Le manuscrit de Liberté donné par Eluard à Max-Pol Fouchet en mai 1942 aura été dès lors conservé à Alger, dans les bureaux de Fontaine. Les deux hommes, qui poursuivent leur collaboration pendant les années 1943 et 1944, ne se reverront pas avant la Libération. C’est vraisemblablement à ce moment (quand ??, this is the question) qu’Eluard offre cette photographie (en présentiel ou pas?) enrichi de ce mot autographe :
» pour Max-Pol Fouchet, au nom de tout ce qui nous unit et nous libère. Paul Éluard « ,
références évidentes à la poésie et à la liberté, celle venue, et celle écrite deux ans plus tôt par le poète.
Max-Pol Fouchet fera immédiatement procéder à la constitution d’un ensemble : les deux feuillet du poème jouxtant la photographie de part et d’autre, sous un encadrement qu’il place dans la chambre qui lui tient lieu de bureau, à Alger, au dessus de sa bibliothèque en rayonnages, surplombant son lit.
Une photographie, où Max-Pol Fouchet pose devant l’ensemble, permet d’en témoigner.
Max-Pol Fouchet s’installe à Paris à l’automne 1944 et y transfère progressivement la revue. Fontaine arrive ainsi en métropole toute auréolée de la constance et de la force des ses attitudes hostiles à Vichy et aux nazis pendant l’Occupation ; Max-Pol Fouchet est nommé au Comité directeur du Comité National des Écrivains, en tant que représentant des revues littéraires, et tient pendant quelques mois le feuilleton littéraire des Lettres françaises.

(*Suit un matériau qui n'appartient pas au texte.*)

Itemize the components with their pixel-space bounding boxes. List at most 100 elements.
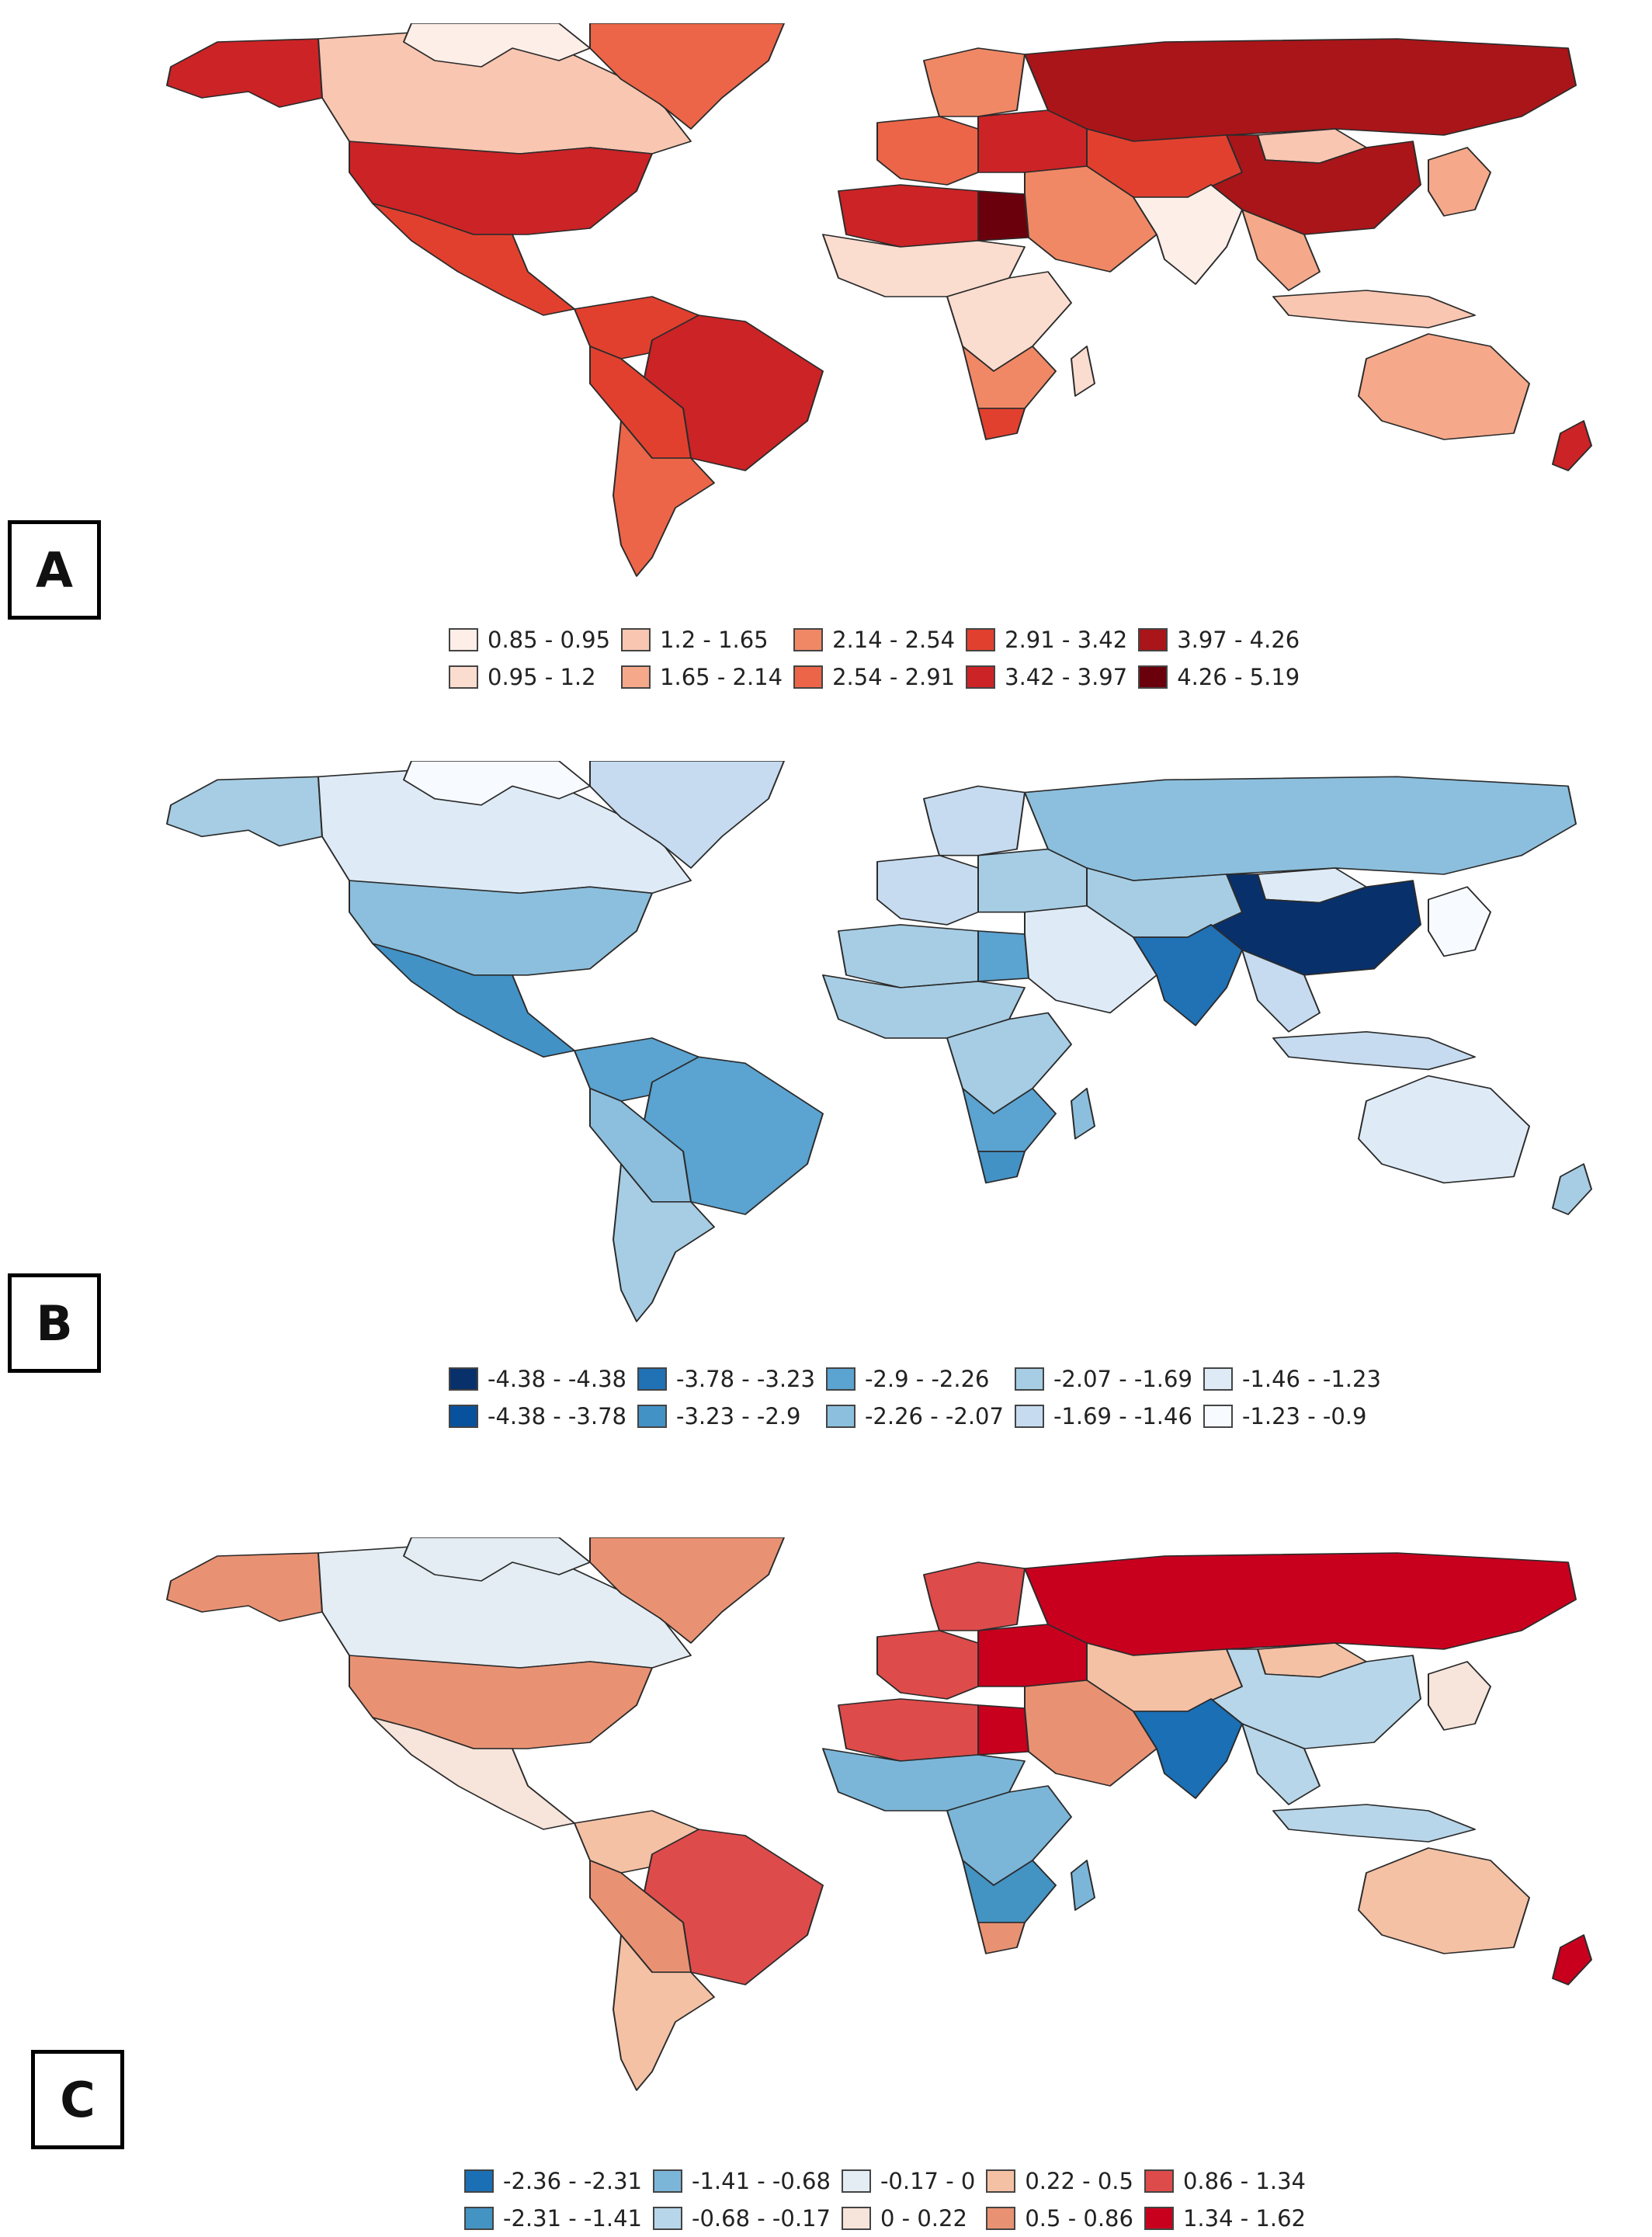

On ne sait si l’encadrement d’Alger traversera la Méditerranée ainsi : aucune photo ni récit ne témoigne de la conservation des documents depuis Alger.
L’ensemble sera présenté, sous un nouvel agencement, lors de l’exposition consacrée à Max-Pol Fouchet en 1976 (Le Monde de Max-Pol Fouchet, organisée par la Bibliothèque municipale de Vichy). Le catalogue reproduit une photographie où l’on distingue nettement les deux feuillets du manuscrit encadrant la photographie, dans un encadrement plus réduit. L’ensemble est ensuite conservé tel que, à Vézelay, dans la maison dans laquelle il habite depuis 1957. Il y sera conservé jusqu’à sa mort.
Ce portrait, méconnu, est rare et il en existe peu d’épreuves.
Elle est l’oeuvre de la photographe hongroise Rosa Klein (dit Rogi André) et fut faite en 1934, dans l’appartement de Paul Éluard. Rosa Klein fut en temps l’épouse d’André Kertesz, qui initia Rosa Klein à la photographie dans les années 20.
Seulement deux autres épreuves sont référencées dans les collections publiques, l’une à la BnF (40299995), en tirage d’époque, l’autre, dans un tirage tardif de 1982, au Centre Pompidou (AM1983-429). Il ne nous a pas été possible d’en trouver d’autres tirages ou mentions, y compris dans les collections ou ouvrages de références consacrés à Paul Eluard.